Николай Кочин - Девки
— А почему бы за Советы и нам не стоять? Советы — сила. А в силе вся причина, — сказал Карл Карлович.
Граф поддержал его:
— Разумеется. И мы за Советы. Но без коммунистов.
— О, это другое дело! — воскликнул Вавила.
Канашев поднял палец вверх и многозначительно улыбнулся; все оживились, прозрев неизреченную мудрость в словах графа. Досифея поедала его умиленными, обожающими глазами.
Граф продолжал:
— Дальше. В ваших руках сила огромная — хлеб. Маневрируйте умело. Хлеб надо придержать. Надежно припрятать. Везде так теперь поступают. Пускай узнают, как мужичка прижимать. Они нажимают, мы тем же отвечаем. Игра втемную. Никого не видать, а результат ясен: бесконечные затруднения с хлебом, общее недовольство, ропот...
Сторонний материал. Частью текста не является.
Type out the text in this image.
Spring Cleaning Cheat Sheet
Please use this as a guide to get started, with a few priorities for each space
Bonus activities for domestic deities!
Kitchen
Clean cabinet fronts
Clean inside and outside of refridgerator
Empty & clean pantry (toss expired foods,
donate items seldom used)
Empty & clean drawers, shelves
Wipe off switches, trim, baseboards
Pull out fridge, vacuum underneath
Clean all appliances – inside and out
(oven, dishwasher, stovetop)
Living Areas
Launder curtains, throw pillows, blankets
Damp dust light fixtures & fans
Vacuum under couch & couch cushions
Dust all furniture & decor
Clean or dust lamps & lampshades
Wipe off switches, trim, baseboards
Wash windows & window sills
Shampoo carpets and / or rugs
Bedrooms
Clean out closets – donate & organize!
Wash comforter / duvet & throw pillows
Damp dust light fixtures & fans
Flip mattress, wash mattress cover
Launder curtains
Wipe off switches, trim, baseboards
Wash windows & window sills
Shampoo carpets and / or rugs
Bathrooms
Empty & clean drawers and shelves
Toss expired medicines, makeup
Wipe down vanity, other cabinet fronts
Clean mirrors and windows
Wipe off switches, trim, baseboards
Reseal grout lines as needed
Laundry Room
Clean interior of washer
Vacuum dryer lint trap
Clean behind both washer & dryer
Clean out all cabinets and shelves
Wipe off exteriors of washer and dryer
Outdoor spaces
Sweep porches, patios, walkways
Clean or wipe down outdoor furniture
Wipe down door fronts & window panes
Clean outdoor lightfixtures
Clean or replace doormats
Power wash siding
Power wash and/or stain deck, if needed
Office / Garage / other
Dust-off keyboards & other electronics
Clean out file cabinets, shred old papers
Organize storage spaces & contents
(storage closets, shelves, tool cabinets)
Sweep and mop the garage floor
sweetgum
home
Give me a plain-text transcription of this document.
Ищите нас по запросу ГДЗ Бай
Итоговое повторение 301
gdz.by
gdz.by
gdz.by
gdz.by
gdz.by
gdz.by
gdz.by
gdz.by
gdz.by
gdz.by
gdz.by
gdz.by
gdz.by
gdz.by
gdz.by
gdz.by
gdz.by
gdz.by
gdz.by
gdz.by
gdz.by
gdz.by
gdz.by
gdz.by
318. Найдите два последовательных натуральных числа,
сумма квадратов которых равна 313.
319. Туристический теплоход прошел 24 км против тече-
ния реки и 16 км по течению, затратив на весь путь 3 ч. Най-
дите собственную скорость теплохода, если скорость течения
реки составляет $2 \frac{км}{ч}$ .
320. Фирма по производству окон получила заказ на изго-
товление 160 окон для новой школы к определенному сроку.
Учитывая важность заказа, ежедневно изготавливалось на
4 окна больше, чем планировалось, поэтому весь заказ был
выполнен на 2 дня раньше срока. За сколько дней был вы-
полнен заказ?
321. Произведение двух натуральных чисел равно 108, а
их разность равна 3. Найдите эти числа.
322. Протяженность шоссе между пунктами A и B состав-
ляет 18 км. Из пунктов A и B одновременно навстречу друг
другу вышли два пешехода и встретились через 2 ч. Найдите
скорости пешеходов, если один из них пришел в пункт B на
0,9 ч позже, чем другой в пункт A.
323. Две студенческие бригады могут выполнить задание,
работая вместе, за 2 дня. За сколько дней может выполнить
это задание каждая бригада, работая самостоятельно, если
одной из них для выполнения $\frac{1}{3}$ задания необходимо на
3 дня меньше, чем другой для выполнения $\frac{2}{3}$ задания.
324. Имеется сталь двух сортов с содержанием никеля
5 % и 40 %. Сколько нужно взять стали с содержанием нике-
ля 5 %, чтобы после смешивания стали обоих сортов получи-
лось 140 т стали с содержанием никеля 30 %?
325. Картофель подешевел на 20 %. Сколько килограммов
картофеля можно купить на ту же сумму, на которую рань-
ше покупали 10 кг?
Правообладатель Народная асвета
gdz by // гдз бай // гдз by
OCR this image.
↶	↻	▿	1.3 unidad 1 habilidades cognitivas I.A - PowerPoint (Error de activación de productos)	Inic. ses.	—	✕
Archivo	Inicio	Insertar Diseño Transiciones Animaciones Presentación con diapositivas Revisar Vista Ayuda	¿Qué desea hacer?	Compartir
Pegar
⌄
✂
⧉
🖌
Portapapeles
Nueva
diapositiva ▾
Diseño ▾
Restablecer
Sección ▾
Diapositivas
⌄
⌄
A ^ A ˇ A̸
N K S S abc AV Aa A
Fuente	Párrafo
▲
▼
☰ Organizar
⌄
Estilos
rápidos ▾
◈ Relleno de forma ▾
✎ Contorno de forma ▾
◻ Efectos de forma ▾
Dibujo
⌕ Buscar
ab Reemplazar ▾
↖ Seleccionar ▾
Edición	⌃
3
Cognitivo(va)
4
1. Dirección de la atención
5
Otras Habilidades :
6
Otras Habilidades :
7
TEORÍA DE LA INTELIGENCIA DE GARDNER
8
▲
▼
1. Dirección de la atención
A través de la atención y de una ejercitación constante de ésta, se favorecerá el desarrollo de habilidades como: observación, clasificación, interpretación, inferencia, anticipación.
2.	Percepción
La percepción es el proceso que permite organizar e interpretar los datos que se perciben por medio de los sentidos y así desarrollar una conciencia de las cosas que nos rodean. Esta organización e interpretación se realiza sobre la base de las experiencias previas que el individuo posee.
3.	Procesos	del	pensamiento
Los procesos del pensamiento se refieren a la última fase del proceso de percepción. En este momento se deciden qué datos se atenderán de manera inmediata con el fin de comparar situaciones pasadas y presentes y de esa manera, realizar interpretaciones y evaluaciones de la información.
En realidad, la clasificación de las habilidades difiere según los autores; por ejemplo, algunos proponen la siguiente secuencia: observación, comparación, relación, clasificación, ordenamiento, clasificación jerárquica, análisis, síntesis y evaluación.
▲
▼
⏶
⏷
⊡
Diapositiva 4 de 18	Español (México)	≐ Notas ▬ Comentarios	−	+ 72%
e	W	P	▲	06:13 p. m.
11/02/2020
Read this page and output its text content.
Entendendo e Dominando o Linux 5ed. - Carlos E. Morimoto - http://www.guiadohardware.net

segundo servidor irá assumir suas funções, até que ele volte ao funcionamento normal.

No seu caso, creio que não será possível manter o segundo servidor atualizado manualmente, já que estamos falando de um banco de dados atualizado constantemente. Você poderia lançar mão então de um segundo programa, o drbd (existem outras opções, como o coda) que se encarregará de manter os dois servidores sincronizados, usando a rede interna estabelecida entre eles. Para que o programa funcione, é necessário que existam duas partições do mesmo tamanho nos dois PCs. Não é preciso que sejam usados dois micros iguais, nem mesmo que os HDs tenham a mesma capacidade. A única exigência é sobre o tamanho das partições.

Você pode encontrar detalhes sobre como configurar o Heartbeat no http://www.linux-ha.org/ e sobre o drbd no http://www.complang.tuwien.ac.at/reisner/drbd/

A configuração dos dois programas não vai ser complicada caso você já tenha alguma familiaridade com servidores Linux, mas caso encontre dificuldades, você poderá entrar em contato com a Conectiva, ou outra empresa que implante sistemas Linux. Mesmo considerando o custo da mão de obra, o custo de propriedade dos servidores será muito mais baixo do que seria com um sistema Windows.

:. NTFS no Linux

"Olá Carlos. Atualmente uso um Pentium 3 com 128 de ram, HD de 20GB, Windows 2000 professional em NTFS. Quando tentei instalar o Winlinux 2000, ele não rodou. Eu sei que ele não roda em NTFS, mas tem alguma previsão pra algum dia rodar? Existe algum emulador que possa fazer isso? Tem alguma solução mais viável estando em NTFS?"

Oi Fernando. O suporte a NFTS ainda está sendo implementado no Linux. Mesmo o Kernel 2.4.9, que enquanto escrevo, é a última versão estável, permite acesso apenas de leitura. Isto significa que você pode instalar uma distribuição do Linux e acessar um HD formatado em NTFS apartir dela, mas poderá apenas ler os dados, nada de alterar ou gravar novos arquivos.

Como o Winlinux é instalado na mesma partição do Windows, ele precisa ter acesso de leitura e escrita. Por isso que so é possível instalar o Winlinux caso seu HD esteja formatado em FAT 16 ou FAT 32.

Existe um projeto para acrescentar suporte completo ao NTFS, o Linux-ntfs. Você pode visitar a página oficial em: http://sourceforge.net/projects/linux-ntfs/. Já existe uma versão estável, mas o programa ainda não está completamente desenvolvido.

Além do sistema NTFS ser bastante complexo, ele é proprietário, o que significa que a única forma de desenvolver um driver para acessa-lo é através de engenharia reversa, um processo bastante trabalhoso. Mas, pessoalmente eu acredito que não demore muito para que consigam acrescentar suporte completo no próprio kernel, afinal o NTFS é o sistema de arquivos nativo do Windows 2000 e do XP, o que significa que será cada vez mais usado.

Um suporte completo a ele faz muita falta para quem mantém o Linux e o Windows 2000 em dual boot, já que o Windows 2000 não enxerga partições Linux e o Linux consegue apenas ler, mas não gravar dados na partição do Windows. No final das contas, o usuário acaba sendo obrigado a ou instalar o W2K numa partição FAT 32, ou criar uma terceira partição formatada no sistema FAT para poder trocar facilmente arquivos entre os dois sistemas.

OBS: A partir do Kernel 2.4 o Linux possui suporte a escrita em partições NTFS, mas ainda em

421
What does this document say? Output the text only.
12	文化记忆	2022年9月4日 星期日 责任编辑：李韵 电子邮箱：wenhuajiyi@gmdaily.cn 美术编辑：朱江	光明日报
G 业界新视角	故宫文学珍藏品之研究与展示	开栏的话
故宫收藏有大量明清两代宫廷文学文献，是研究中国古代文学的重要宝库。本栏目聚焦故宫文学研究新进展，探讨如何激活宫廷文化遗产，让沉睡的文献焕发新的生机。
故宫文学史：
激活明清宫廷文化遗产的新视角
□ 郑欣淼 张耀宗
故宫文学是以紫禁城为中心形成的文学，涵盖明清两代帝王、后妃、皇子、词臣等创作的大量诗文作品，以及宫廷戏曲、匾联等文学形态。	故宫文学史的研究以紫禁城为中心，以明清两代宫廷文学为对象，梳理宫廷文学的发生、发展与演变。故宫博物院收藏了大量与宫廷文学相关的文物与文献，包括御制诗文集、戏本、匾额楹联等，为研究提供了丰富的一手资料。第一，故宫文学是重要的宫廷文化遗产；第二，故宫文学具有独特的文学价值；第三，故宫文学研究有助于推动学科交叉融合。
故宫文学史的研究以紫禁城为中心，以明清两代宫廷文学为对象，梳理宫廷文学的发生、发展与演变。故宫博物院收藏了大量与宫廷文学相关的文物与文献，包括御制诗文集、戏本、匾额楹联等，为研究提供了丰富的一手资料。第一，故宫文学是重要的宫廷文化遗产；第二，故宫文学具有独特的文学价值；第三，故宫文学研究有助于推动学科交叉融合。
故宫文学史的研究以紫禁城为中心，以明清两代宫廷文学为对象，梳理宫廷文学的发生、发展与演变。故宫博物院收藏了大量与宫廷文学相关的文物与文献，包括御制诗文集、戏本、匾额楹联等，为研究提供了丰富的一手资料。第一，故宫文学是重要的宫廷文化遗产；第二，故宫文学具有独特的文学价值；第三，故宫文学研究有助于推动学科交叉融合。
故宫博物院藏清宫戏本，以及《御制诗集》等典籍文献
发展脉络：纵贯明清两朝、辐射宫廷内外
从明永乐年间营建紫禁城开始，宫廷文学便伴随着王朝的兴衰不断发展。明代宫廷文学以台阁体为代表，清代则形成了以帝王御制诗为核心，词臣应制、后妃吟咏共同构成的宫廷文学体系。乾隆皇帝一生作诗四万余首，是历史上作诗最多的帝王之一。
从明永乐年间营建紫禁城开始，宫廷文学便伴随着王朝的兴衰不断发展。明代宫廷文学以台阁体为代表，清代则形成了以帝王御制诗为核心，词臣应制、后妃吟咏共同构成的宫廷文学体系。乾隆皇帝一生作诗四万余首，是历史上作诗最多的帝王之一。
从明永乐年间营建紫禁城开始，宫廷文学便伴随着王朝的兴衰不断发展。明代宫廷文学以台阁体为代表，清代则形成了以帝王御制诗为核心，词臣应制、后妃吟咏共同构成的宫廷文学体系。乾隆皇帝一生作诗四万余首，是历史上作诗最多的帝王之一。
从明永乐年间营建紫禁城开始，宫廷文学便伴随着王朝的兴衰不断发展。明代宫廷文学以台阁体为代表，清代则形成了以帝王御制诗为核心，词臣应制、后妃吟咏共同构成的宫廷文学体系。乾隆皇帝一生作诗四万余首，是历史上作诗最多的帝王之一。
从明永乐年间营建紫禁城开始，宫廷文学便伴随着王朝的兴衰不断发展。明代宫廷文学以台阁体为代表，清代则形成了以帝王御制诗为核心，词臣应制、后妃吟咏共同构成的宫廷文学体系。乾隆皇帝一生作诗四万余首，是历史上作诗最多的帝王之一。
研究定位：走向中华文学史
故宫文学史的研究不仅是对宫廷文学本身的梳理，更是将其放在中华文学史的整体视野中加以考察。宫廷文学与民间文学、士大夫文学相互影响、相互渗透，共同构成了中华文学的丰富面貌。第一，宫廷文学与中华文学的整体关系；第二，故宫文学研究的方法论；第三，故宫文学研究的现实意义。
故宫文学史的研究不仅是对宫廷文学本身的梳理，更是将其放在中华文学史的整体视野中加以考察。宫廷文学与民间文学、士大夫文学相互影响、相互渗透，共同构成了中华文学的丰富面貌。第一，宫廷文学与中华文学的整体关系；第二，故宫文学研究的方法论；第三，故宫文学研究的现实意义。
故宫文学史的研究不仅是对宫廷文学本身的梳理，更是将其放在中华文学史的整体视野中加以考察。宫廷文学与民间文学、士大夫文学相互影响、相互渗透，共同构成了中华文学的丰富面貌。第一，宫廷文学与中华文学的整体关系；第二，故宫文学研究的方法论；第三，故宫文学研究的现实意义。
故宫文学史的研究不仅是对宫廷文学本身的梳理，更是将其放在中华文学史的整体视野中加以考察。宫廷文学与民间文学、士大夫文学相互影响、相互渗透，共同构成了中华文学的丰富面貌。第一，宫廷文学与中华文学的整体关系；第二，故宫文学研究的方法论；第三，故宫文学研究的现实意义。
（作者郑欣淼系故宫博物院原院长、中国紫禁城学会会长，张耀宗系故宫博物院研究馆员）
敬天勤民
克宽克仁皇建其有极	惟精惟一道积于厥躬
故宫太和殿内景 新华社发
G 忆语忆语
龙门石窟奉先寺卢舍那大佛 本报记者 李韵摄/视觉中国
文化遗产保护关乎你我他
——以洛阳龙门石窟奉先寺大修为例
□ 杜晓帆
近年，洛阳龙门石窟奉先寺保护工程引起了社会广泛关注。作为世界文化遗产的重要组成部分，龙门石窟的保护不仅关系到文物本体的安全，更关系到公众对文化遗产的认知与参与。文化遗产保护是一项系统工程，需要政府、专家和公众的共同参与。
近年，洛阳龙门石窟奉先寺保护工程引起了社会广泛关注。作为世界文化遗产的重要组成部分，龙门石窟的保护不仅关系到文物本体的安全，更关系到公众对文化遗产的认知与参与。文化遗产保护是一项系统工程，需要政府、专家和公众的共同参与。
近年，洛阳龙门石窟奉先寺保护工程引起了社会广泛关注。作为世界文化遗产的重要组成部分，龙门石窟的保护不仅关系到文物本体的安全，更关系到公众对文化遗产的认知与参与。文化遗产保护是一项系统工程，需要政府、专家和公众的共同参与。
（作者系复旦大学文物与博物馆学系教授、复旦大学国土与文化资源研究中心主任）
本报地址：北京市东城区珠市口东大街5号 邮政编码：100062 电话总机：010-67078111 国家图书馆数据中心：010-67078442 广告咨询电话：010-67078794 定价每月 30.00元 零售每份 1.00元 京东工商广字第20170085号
Теперь Вавила Пудов расцвел. Только Карл Карлович, считавший, что ему наперед все ясно, хранил важное спокойствие.
— Сколько у вас партийных? — спросил граф.
— Да один, старый хрыч. Но и от одного хлопот не оберешься, ваше благородие. Вот уж верно говорится, что одна паршивая овца все стадо испортит. Мутит народ. Сбивает молодежь к общей жизни, а баб в женделегатки проводит. Один, как бельмо в глазу. (Шепотом). От одного-то, чай, нетрудно и избавиться, ваше благородие? — спросил Пудов.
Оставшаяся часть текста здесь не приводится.